The Lyme Maze Game

Daedalus escapes the maze

 

Universal Workshop

 

 

Sometimes on coming down to the sea one can't help thinking of it as a huge puddle that has stopped filling just in time.

The Isle of Portland can be seen some days, not others. It's twenty-five miles away, so this isn't quite like the magical one day a year when Mount Athos shows itself—and throws the shadow of the setting sun—a hundred miles across the sea to Troy. Portland is not really an island, but its low-lying neck is, from here, hidden below the horizon. What shows above the horizon is a steep bluff at that end, and a long slope to the southern tip, which is still a pretty high cliff (Portland Bill). The clearest weather doesn't seem the best for seeing Portland: it's often visible when cloud covers most of the sky but there is brightness in the distance; or on a clear day, with the sun shining in your face, it is invisible, then seems to crystallize out of the horizon as a cloud passes over it.

Most of the colours of the sea come from above: under a sky that's mostly cloud there are fields of light fallen from rifts; under a mostly bright sky there are cloud-shadows, rainbruises, and windruffles of various grays. Some of the light flat curving paths must be slicks, very thin films of organic matter that suppress ripples. Nearer in, the colours of seaweed, rocks, and sand begin to show under the reflections. A day with a few streaks of sunlight, lines of sparks treading in opposite directions under the breezes. Another with myriad sparks of light moving quietly shoreward.

Sometimes there is a stab of brilliant light from a hole in the cloudroof.

Wind from the west, tide well out: whitecapped rollers, like ranks of soldiers marching in, up to six of these ranks at a time; the farthest out having spray flung off their tops; the nearest in have the strong low morning sunlight on their backs, deep blue on the breaking fronts and in the shadow cast before.

One noon the entire sea is covered with parallel waves only a foot or two apart. Ten minutes later (under a slightly different sky) the color all over has lightened to green-yellowish, the sea is only finely ruffled with waves of no more than inches—ripples—which are picked out with points of sun-glint—it all looks like sandpaper.

On days when the breeze is driving waves in but the sun is brilliant, the surface in the near part of the light-path looks battered—battered down under the blows of light and air into crinkled facets, the surface of a collapsed jelly.

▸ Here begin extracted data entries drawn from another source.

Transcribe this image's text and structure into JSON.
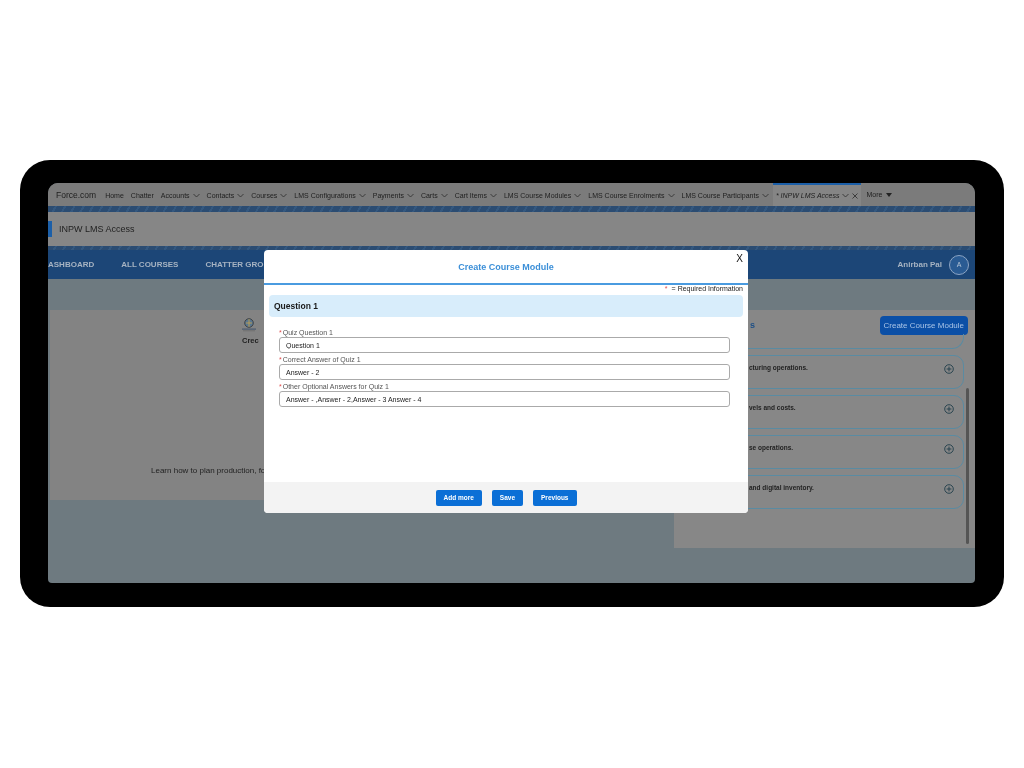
{
  "app_name": "Force.com",
  "tabs": [
    {
      "label": "Home",
      "dropdown": false,
      "selected": false
    },
    {
      "label": "Chatter",
      "dropdown": false,
      "selected": false
    },
    {
      "label": "Accounts",
      "dropdown": true,
      "selected": false
    },
    {
      "label": "Contacts",
      "dropdown": true,
      "selected": false
    },
    {
      "label": "Courses",
      "dropdown": true,
      "selected": false
    },
    {
      "label": "LMS Configurations",
      "dropdown": true,
      "selected": false
    },
    {
      "label": "Payments",
      "dropdown": true,
      "selected": false
    },
    {
      "label": "Carts",
      "dropdown": true,
      "selected": false
    },
    {
      "label": "Cart Items",
      "dropdown": true,
      "selected": false
    },
    {
      "label": "LMS Course Modules",
      "dropdown": true,
      "selected": false
    },
    {
      "label": "LMS Course Enrolments",
      "dropdown": true,
      "selected": false
    },
    {
      "label": "LMS Course Participants",
      "dropdown": true,
      "selected": false
    },
    {
      "label": "* INPW LMS Access",
      "dropdown": true,
      "selected": true
    }
  ],
  "more": "More",
  "page_title": "INPW LMS Access",
  "site_nav": [
    "ASHBOARD",
    "ALL COURSES",
    "CHATTER GRO"
  ],
  "user": {
    "name": "Anirban Pal",
    "initial": "A"
  },
  "course_card": {
    "title": "Crec",
    "description": "Learn how to plan production, fo"
  },
  "modules_panel": {
    "heading": "s",
    "button": "Create Course Module",
    "modules": [
      "cturing operations.",
      "vels and costs.",
      "se operations.",
      "and digital inventory."
    ]
  },
  "modal": {
    "title": "Create Course Module",
    "close": "X",
    "required_mark": "*",
    "required_note": "=  Required Information",
    "section": "Question 1",
    "fields": [
      {
        "marker": "*",
        "label": "Quiz Question 1",
        "value": "Question 1"
      },
      {
        "marker": "*",
        "label": "Correct Answer of Quiz 1",
        "value": "Answer - 2"
      },
      {
        "marker": "*",
        "label": "Other Optional Answers for Quiz 1",
        "value": "Answer - ,Answer - 2,Answer - 3 Answer - 4"
      }
    ],
    "buttons": [
      "Add more",
      "Save",
      "Previous"
    ]
  }
}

The state of the tide (on a rainy day in February) when the water is just shallow enough over Broad Ledge to cause a long field of breakers:

Some summer days there are no waves, only ripples.

PICTURE: seaRipplesOnly

Waves are generally caused by large-scale winds far out at sea, beyond the horizon; ripples, by local breezes. Can there be a sea with only dimples?—or none? What's wrong with this picture?

PICTURE: seaReflectingSky

Lakes can look like mirrors; the sea, I think, never can. It's too large to be free of waves or ripples sent from somewhere. I have a half-memory of a sea like a mirror as I once crossed in a slow ship from Libya to Greece, but I think it's a mis-memory.

Moods of the sky and hence of the sea:

A temporary reef of rocks pointing out into the sea during work on the new coast defences. Gazing idly at it, I noticed that it seemed to attract the waves: that is, a wave rolls past it, the part of the wave directly aiming for it speeds up and pours toward it. On second thought, not in the least paradoxical: the wave has broken on the lower parts of the reef under the water, and "breaking" of a wave consists of the upper water falling over forward.